Among the counties where changes from 2016 to 2017 could be calculated, opportunity increased in the majority (77.8 percent).
While opportunity increased for the nation as a whole, some areas are being left behind. At the bottom of the rankings,18 counties received an F, 10 more than in 2016. These counties were concentrated mostly in the South as well as in New Mexico. Moreover, about a third of these counties had 2017 grades of F after receiving a higher grade in 2016.
Opportunity remains segregated by race and ethnicity. Half of the counties with the lowest levels of opportunity are ones where people of color are in the majority. No county that was more than 20 percent American Indian or Alaska Native received an Opportunity Grade higher than a C.
For states, high incarceration rates are a close second to youth disconnection as the two indicators most associated with lower opportunity. This is the first time in the Index’s history that incarceration was included as an indicator.
For counties, the percentage of the population with an associate degree or higher is most associated with opportunity (followed by the percentage of disconnected youth and median household income). This suggests that economic opportunity (or the lack thereof) has an intergenerational component where the education and employment struggles of young people often mirror those of their parents and neighbors.
* To compare 2016 to 2017 as well as to check the strength of the new Index composition, Child Trends recalculated the 2016 Opportunity Index using the structure of the 2017 Index.
Youth Who Are Disconnected
For the first time in the Index’s history the rate of disconnected youth dropped below five million nationally.
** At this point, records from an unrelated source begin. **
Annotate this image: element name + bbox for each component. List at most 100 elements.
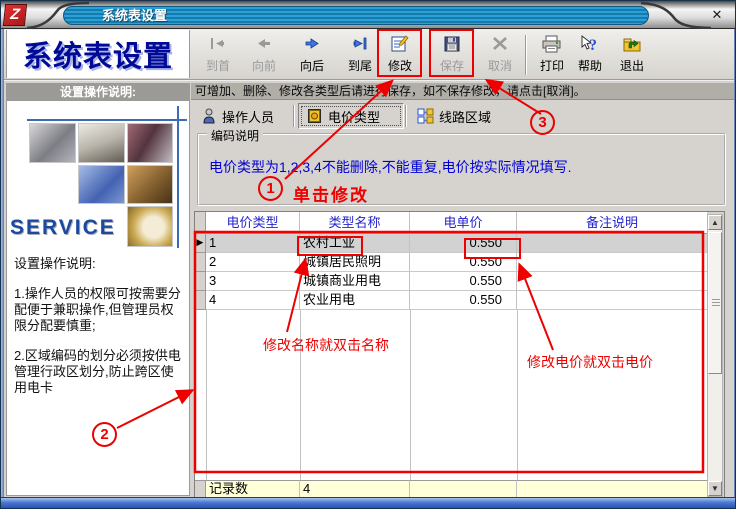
note-item-1: 1.操作人员的权限可按需要分配便于兼职操作,但管理员权限分配要慎重; [14, 286, 184, 334]
photo-tool [29, 123, 76, 163]
row-selector [195, 272, 206, 291]
cancel-x-icon [479, 34, 521, 56]
save-icon [431, 34, 473, 56]
cell-type[interactable]: 2 [206, 253, 300, 272]
tab-separator [293, 105, 295, 127]
cell-price[interactable]: 0.550 [410, 272, 517, 291]
row-selector [195, 253, 206, 272]
svg-text:?: ? [589, 37, 597, 54]
grid-column-line [300, 310, 301, 480]
cell-type[interactable]: 3 [206, 272, 300, 291]
sidebar-header: 设置操作说明: [7, 84, 189, 101]
tab-bar: 操作人员 电价类型 ++ 线路区域 [191, 102, 734, 130]
page-title-box: 系统表设置 [6, 30, 190, 78]
help-button[interactable]: ? 帮助 [569, 32, 611, 78]
notes-title: 设置操作说明: [14, 256, 184, 272]
col-header-type[interactable]: 电价类型 [206, 212, 300, 234]
grid-table: 电价类型 类型名称 电单价 备注说明 ▶ 1 农村工业 0.550 [195, 212, 707, 497]
grid-empty-area [195, 310, 707, 480]
svg-text:+: + [424, 119, 428, 125]
help-icon: ? [569, 34, 611, 56]
cell-type[interactable]: 4 [206, 291, 300, 310]
cell-name[interactable]: 城镇居民照明 [300, 253, 410, 272]
grid-header-row: 电价类型 类型名称 电单价 备注说明 [195, 212, 707, 234]
cell-name[interactable]: 农村工业 [300, 234, 410, 253]
scroll-up-button[interactable]: ▲ [708, 215, 722, 230]
first-button[interactable]: 到首 [197, 32, 239, 78]
exit-icon [611, 34, 653, 56]
record-count-value: 4 [300, 480, 410, 497]
save-button[interactable]: 保存 [431, 32, 473, 78]
app-window: Z 系统表设置 ✕ 系统表设置 到首 [0, 0, 736, 509]
table-row[interactable]: 4 农业用电 0.550 [195, 291, 707, 310]
cell-note[interactable] [517, 291, 707, 310]
coding-note-groupbox: 编码说明 电价类型为1,2,3,4不能删除,不能重复,电价按实际情况填写. [197, 133, 726, 206]
exit-button[interactable]: 退出 [611, 32, 653, 78]
cell-price[interactable]: 0.550 [410, 234, 517, 253]
cell-type[interactable]: 1 [206, 234, 300, 253]
edit-button[interactable]: 修改 [379, 32, 421, 78]
table-row[interactable]: ▶ 1 农村工业 0.550 [195, 234, 707, 253]
next-arrow-icon [291, 34, 333, 56]
cell-note[interactable] [517, 253, 707, 272]
print-button[interactable]: 打印 [531, 32, 573, 78]
content-panel: 可增加、删除、修改各类型后请进行保存，如不保存修改，请点击[取消]。 操作人员 … [191, 83, 734, 496]
edit-icon [379, 34, 421, 56]
cell-note[interactable] [517, 272, 707, 291]
table-row[interactable]: 2 城镇居民照明 0.550 [195, 253, 707, 272]
price-type-icon [307, 108, 323, 124]
titlebar: Z 系统表设置 ✕ [1, 1, 736, 29]
photo-briefcase [127, 165, 173, 204]
footer-selector [195, 480, 206, 497]
app-logo-icon: Z [3, 4, 27, 26]
info-bar: 可增加、删除、修改各类型后请进行保存，如不保存修改，请点击[取消]。 [191, 83, 734, 100]
close-button[interactable]: ✕ [707, 7, 727, 23]
cell-name[interactable]: 城镇商业用电 [300, 272, 410, 291]
main-area: 系统表设置 到首 向前 [4, 29, 734, 499]
cancel-button[interactable]: 取消 [479, 32, 521, 78]
svg-text:+: + [424, 111, 428, 117]
cell-price[interactable]: 0.550 [410, 253, 517, 272]
sidebar: 设置操作说明: SERVICE 设置操作说明: 1.操作人员的权限可按需要分配便… [6, 83, 190, 496]
window-title: 系统表设置 [63, 6, 649, 25]
grid-column-line [206, 310, 207, 480]
collage-line-top [27, 119, 187, 121]
col-header-price[interactable]: 电单价 [410, 212, 517, 234]
scrollbar-grip [712, 299, 720, 307]
grid-column-line [410, 310, 411, 480]
page-title: 系统表设置 [23, 33, 173, 75]
last-button[interactable]: 到尾 [339, 32, 381, 78]
top-band: 系统表设置 到首 向前 [4, 29, 734, 81]
footer-empty-cell [517, 480, 707, 497]
col-header-name[interactable]: 类型名称 [300, 212, 410, 234]
tab-operators[interactable]: 操作人员 [194, 103, 292, 129]
service-wordmark: SERVICE [10, 216, 116, 240]
photo-pen [78, 123, 125, 163]
last-icon [339, 34, 381, 56]
header-selector-cell [195, 212, 206, 234]
tab-price-types[interactable]: 电价类型 [298, 103, 404, 129]
printer-icon [531, 34, 573, 56]
scrollbar-thumb[interactable] [708, 232, 722, 374]
tab-separator [405, 105, 407, 127]
tab-line-regions[interactable]: ++ 线路区域 [409, 103, 503, 129]
next-button[interactable]: 向后 [291, 32, 333, 78]
scroll-down-button[interactable]: ▼ [708, 481, 722, 496]
grid-footer-row: 记录数 4 [195, 480, 707, 497]
cell-note[interactable] [517, 234, 707, 253]
cell-price[interactable]: 0.550 [410, 291, 517, 310]
prev-arrow-icon [243, 34, 285, 56]
prev-button[interactable]: 向前 [243, 32, 285, 78]
grid-column-line [517, 310, 518, 480]
vertical-scrollbar[interactable]: ▲ ▼ [707, 214, 723, 497]
note-item-2: 2.区域编码的划分必须按供电管理行政区划分,防止跨区使用电卡 [14, 348, 184, 396]
person-icon [202, 108, 217, 124]
cell-name[interactable]: 农业用电 [300, 291, 410, 310]
record-count-label: 记录数 [206, 480, 300, 497]
price-type-grid: 电价类型 类型名称 电单价 备注说明 ▶ 1 农村工业 0.550 [194, 211, 725, 498]
groupbox-title: 编码说明 [207, 127, 263, 144]
first-icon [197, 34, 239, 56]
table-row[interactable]: 3 城镇商业用电 0.550 [195, 272, 707, 291]
col-header-note[interactable]: 备注说明 [517, 212, 707, 234]
region-pages-icon: ++ [417, 108, 434, 124]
These are young adults ages 16–24 who are not in school and not working, but are available and looking for work. The proportion of youth who are disconnected from employment or education declined in most states (37).
In the wake of the nation’s recovery from the housing finance crisis of the 2000’s, housing affordability improved in every state except Louisiana. The rate of poverty is also rising, and the trend continues toward greater inequality of income.
The nation’s rate of violent crime dropped in nearly half of states, but rose in 10 states.
Adult educational attainment has gone up in every state. This is measured by the percentage of adults who have an associate degree or higher.
Enrollment in preschool has declined in the majority of states (27) and improved in fewer than a third.